- Associated Press - Monday, June 8, 2020

BATON ROUGE, La. (AP) - Louisiana Republicans hope they ended the upheaval surrounding elections for their governing body, by having lawmakers rewrite the rules determining the makeup of the GOP’s central committee districts.

Bills passed by near-unanimous House and Senate votes in the regular legislative session would keep the Republican Party from having to follow a 1980s-era law that would have it dramatically rework its State Central Committee districts and force some current members to run against one another.

The measures sponsored by Rep. Beryl Amedee and Sen. Stewart Cathey, both Republicans, await a decision by Gov. John Bel Edwards. The Democratic governor hasn’t said whether he’ll sign the changes.

Republicans, including Amedee, filed a lawsuit in November seeking to preserve their existing district plan. Elections for the GOP governing board have been on hold while the litigation is pending. The bills would appear to end the need for the lawsuit, if signed.
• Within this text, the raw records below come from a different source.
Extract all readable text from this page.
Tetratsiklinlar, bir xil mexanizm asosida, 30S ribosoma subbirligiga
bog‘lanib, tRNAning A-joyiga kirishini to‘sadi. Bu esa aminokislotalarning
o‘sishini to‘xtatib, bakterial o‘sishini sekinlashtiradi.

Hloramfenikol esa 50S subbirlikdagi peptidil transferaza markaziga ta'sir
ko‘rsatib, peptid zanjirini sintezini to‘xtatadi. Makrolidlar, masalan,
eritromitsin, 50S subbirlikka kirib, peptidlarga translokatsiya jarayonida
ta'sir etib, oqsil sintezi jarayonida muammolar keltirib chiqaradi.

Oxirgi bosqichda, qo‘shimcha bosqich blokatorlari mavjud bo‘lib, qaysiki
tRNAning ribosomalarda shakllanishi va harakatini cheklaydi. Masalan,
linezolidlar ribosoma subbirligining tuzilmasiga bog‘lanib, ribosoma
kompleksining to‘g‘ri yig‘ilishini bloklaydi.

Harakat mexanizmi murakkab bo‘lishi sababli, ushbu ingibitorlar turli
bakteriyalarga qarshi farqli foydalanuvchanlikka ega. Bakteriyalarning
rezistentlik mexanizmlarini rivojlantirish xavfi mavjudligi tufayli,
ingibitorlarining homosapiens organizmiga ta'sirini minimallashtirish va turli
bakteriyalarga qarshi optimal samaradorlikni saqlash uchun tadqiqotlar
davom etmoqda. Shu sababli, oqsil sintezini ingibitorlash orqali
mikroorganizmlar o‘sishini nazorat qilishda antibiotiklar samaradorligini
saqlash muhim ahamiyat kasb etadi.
The Republican and Democratic central committees manage party activities, select state party leadership and determine delegates to the national party conventions, among other things. Members are elected to four-year terms on the same ballot as the state’s presidential primary.

The bills by Amedee and Cathey would allow the rescheduling of this year’s GOP central committee elections, in addition to giving the central committees more flexibility in drawing up their districts.

The change means the state Republican Party could keep its current plan and wouldn’t have to comply with the existing law passed in 1987.

That 33-year-old law requires any party with more than 30% of Louisiana’s registered voters to have a 210-member central committee with two members from each state House district, one male and one female.

The law had applied only to the Democrats’ central committee since it was written, as Democrats were the dominant party in the state for decades. But in 2019, Louisiana’s GOP topped the 30% voter registration benchmark, triggering the law to apply to Republicans’ governing body as well.

Republicans want to use a 230-member plan that the party drew up in 2019 based on state Senate districts and without designated seats for male and female members. They say the 1987 law was written by Democrats to follow national Democratic policy.

After the lawsuit was filed, Democrats accused the GOP of objecting to the law because they didn’t want to give women an equal voice on the state central committee. But there was little Democratic opposition to the bills as they easily cleared the House and Senate during the regular session that ended June 1.